Com esse conceito, os atacarejos começaram a ganhar mais corpo no Brasil a partir da crise de 2015. Da oferta antes voltada a pequenos comerciantes, o modelo evoluiu como uma opção também para os consumidores, que passaram a buscar alternativas que coubessem em seus orçamentos mais restritos.
Nesse contexto, players como Atacadão e Assaí investiram em melhorias na apresentação das lojas e na ampliação do mix, sem perder de vista o mantra de eficiência e preço. E avançaram além das zonas periféricas, onde o formato se popularizou, para regiões mais adensadas e centrais das grandes cidades.
O fato de atender tanto os consumidores como clientes B2B foi um dos elementos que diferenciaram o atacarejo brasileiro das lojas de descontos, formato que inspirou o cash & carry tropical e que foi difundido, em diferentes versões, na Europa e nos Estados Unidos.
Nessa primeira investida do Atacadão na França, já na largada, o Carrefour estruturou um time de dez profissionais com experiência no trade-in para atender o B2B e desenvolver uma base de clientes também entre os restaurantes, cafés, bares, pequenos mercados e afins.
“No Brasil, uma loja do Atacadão leva, em média, três anos para atingir sua maturidade de vendas”, diz Maquaire. “Nossa ideia não é ficar nesse piloto. Em setembro já teremos uma primeira luz do que precisamos ajustar para abrir outras lojas. Primeiro na França. Depois, veremos os próximos passos.”

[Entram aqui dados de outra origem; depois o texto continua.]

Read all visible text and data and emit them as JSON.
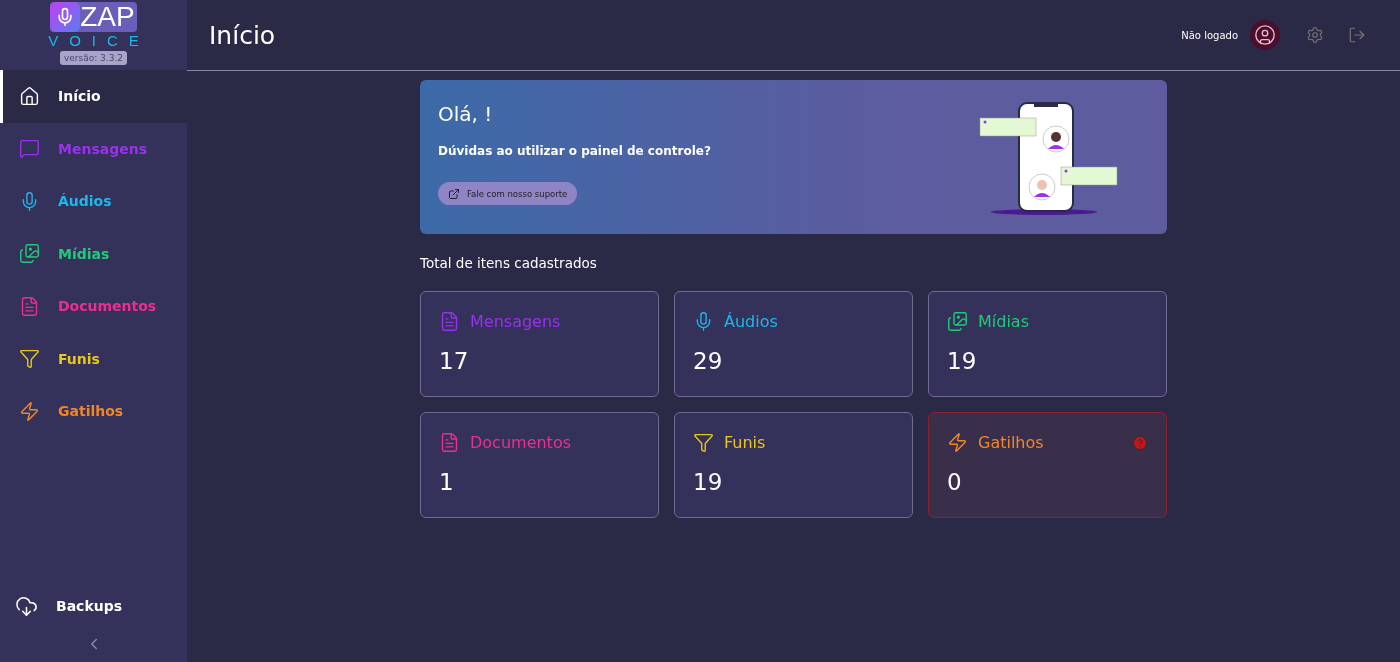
{
  "logo": {
    "word": "ZAP",
    "subword": "VOICE",
    "version": "versão: 3.3.2"
  },
  "sidebar": {
    "items": [
      {
        "label": "Início",
        "kind": "home",
        "color": "#ffffff",
        "selected": true
      },
      {
        "label": "Mensagens",
        "kind": "message",
        "color": "#9b30f0",
        "selected": false
      },
      {
        "label": "Áudios",
        "kind": "mic",
        "color": "#1fb6e8",
        "selected": false
      },
      {
        "label": "Mídias",
        "kind": "image",
        "color": "#22c97a",
        "selected": false
      },
      {
        "label": "Documentos",
        "kind": "document",
        "color": "#ec2f8f",
        "selected": false
      },
      {
        "label": "Funis",
        "kind": "funnel",
        "color": "#e8c61a",
        "selected": false
      },
      {
        "label": "Gatilhos",
        "kind": "bolt",
        "color": "#f0862a",
        "selected": false
      }
    ],
    "footer": {
      "label": "Backups"
    }
  },
  "header": {
    "title": "Início",
    "user_status": "Não logado"
  },
  "banner": {
    "greeting": "Olá, !",
    "question": "Dúvidas ao utilizar o painel de controle?",
    "button": "Fale com nosso suporte"
  },
  "section_title": "Total de itens cadastrados",
  "cards": [
    {
      "label": "Mensagens",
      "kind": "document",
      "color": "#9b30f0",
      "count": "17",
      "alert": false
    },
    {
      "label": "Áudios",
      "kind": "mic",
      "color": "#1fb6e8",
      "count": "29",
      "alert": false
    },
    {
      "label": "Mídias",
      "kind": "image",
      "color": "#22c97a",
      "count": "19",
      "alert": false
    },
    {
      "label": "Documentos",
      "kind": "document",
      "color": "#ec2f8f",
      "count": "1",
      "alert": false
    },
    {
      "label": "Funis",
      "kind": "funnel",
      "color": "#e8c61a",
      "count": "19",
      "alert": false
    },
    {
      "label": "Gatilhos",
      "kind": "bolt",
      "color": "#f0862a",
      "count": "0",
      "alert": true
    }
  ]
}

Nessa provável expansão, o Atacadão pode encontrar pela frente diversos varejistas cujos modelos apostam em variações do formato de descontos agressivos. Entre elas, a francesa Leclerc e as alemãs Aldi e Lidl.
“O atacarejo é uma invenção brasileira e pode, sim, funcionar na Europa”, diz Alberto Serrentino, sócio da consultoria Varese Retail. “O Carrefour tem um domínio grande desse modelo, pela curva de aprendizado com o Atacadão, e consegue replicar as premissas que deram certo no Brasil.”

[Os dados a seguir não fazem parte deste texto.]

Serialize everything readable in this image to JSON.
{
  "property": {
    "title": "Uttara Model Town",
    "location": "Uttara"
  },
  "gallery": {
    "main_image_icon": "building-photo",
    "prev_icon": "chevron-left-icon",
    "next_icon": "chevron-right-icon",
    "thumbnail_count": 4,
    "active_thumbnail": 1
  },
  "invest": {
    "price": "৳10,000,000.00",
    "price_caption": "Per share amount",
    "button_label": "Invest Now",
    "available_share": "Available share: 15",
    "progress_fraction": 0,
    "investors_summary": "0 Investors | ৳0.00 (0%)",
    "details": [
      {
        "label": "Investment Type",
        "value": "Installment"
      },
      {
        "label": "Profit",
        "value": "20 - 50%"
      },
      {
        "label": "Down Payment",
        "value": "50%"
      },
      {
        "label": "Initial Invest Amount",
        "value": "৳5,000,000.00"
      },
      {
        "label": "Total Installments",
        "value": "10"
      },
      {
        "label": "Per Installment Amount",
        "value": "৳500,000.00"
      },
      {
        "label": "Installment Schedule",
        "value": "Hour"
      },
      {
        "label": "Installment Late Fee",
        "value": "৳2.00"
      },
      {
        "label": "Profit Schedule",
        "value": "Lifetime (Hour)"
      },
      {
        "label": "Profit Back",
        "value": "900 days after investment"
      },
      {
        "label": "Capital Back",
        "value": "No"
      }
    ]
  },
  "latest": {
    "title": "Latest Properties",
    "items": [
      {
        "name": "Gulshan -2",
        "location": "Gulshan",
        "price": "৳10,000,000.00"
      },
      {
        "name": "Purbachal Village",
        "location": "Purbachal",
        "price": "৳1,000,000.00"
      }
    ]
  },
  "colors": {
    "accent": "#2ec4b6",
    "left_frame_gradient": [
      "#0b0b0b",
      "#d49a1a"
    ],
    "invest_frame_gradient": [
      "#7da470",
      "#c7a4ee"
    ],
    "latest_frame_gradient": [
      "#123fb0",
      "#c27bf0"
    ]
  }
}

Ele aponta, porém, algumas pedras no caminho para que a rede ganhe escala na França. Além da resistência das comunidades locais, a regulamentação bastante complexa para obter licenças em novos projetos desse porte, que exigem grandes áreas, é um dos entraves a serem superados.
“Entretanto, se o modelo se mostrar, de fato, assertivo, uma saída é a conversão de hipermercados de baixo desempenho e baixo crescimento do grupo”, afirma Serrentino. “Essa mesma estratégia já foi aplicada no Brasil pelo próprio Carrefour e também pelo Assaí.”

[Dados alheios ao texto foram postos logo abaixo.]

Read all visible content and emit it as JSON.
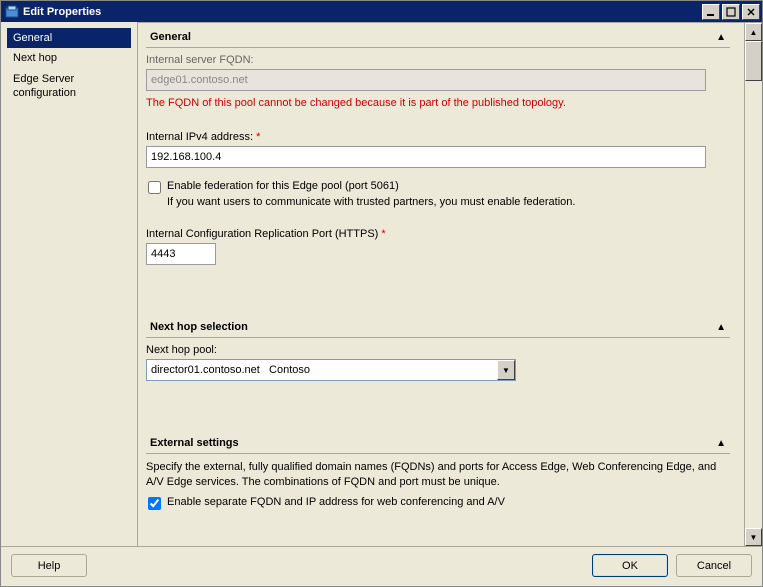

Na França, o parque potencial de hipermercados do Carrefour à disposição para eventuais conversões não é pequeno. Atualmente, essa rede compreende 253 unidades. Na Europa, são 469 lojas do grupo nesse espaço.
Com esse e outros formatos, o Carrefour reportou vendas totais de € 22,1 bilhões no primeiro trimestre de 2024, alta anual de 13,5%. A América Latina registrou um crescimento de 48% no período nesse indicador, para € 6 bilhões. O grupo está avaliado em € 9,8 bilhões.
Avaliada em R$ 19 bilhões, a operação brasileira do Carrefour apurou vendas líquidas de R$ 24,8 bilhões entre janeiro e março, um crescimento de 1,8%. No período, as vendas do Atacadão avançaram 5,4%, para R$ 17,1 bilhões.